The question is not whether nut allergies exist, or whether they can occasionally be serious, or whether reasonable accommodations should be made for the few children who have documented serious allergies. The question is, what accounts for society’s extreme response to nut allergies? Not surprisingly, the response bears many of the hallmarks of MPI. A few people have clinically documented concerns, but others who do not then copy the behaviors of those who do. Anxiety spreads from person to person to person, and a sense of proportion and the ability to be reassured are lost.

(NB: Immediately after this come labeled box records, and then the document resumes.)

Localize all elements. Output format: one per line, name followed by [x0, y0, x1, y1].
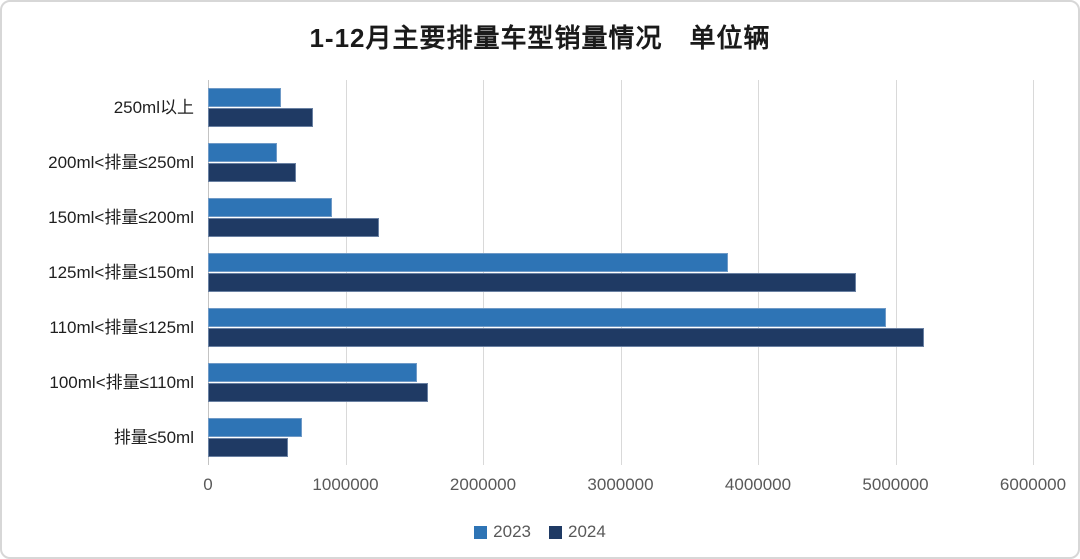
bar-2024 — [208, 272, 856, 292]
x-tick-label: 4000000 — [724, 475, 792, 494]
category-label: 110ml<排量≤125ml — [49, 318, 194, 337]
legend-item-2024: 2024 — [549, 522, 606, 542]
bar-2024 — [208, 382, 428, 402]
x-tick-label: 3000000 — [587, 475, 654, 494]
bar-2024 — [208, 217, 379, 237]
x-tick-label: 0 — [203, 475, 213, 494]
bar-2023 — [208, 88, 281, 108]
category-axis: 250ml以上 200ml<排量≤250ml 150ml<排量≤200ml 125ml… — [2, 80, 194, 465]
bar-2023 — [208, 308, 886, 328]
bar-2023 — [208, 143, 277, 163]
bar-2024 — [208, 437, 288, 457]
bar-2024 — [208, 327, 925, 347]
category-label: 150ml<排量≤200ml — [48, 208, 194, 227]
bar-2023 — [208, 363, 417, 383]
legend-marker-2024 — [549, 525, 562, 539]
gridline — [1033, 80, 1034, 465]
legend-label-2023: 2023 — [493, 522, 531, 541]
bar-2024 — [208, 107, 313, 127]
x-tick-label: 6000000 — [999, 475, 1067, 494]
bar-2024 — [208, 162, 296, 182]
chart-title: 1-12月主要排量车型销量情况 单位辆 — [309, 23, 771, 53]
category-label: 125ml<排量≤150ml — [48, 263, 194, 282]
category-label: 200ml<排量≤250ml — [48, 153, 194, 172]
x-tick-label: 2000000 — [449, 475, 517, 494]
plot-area — [208, 80, 1034, 465]
legend-label-2024: 2024 — [568, 522, 606, 541]
category-label: 排量≤50ml — [113, 428, 194, 447]
category-label: 100ml<排量≤110ml — [49, 373, 194, 392]
bar-2023 — [208, 418, 302, 438]
x-tick-label: 1000000 — [312, 475, 379, 494]
value-axis: 0 1000000 2000000 3000000 4000000 5000000 6000… — [2, 475, 1078, 497]
x-tick-label: 5000000 — [862, 475, 929, 494]
gridline — [895, 80, 897, 465]
category-label: 250ml以上 — [113, 98, 194, 117]
legend-item-2023: 2023 — [474, 522, 531, 542]
bar-2023 — [208, 253, 728, 273]
bar-2023 — [208, 198, 332, 218]
legend: 2023 2024 — [2, 522, 1078, 542]
legend-marker-2023 — [474, 525, 488, 539]
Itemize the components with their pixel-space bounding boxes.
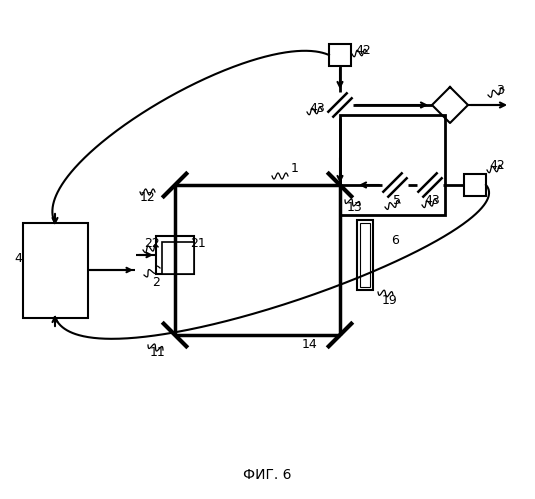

Well-intentioned efforts to reduce nut exposure actually fan the flames since they indicate to parents that nuts are a clear and present danger. This encourages more parents to worry, which fuels the epidemic. It also encourages more parents to have their kids tested, thus detecting mild and meaningless allergies to nuts. And, finally, this encourages still more avoidance of nuts, which may actually lead to a rise in true nut allergies because lack of exposure to allergens early in life is thought to contribute to the onset of allergies later.22

MPI is a pathological phenomenon, but it takes advantage of a nonpathological process that is fundamental in humans, namely, the tendency to mimic the emotional state of others. Real laughter also can be contagious and so can real happiness. But comparing epidemic hysteria to these more normal processes is like comparing the stampede of a herd to its more usual and orderly migration.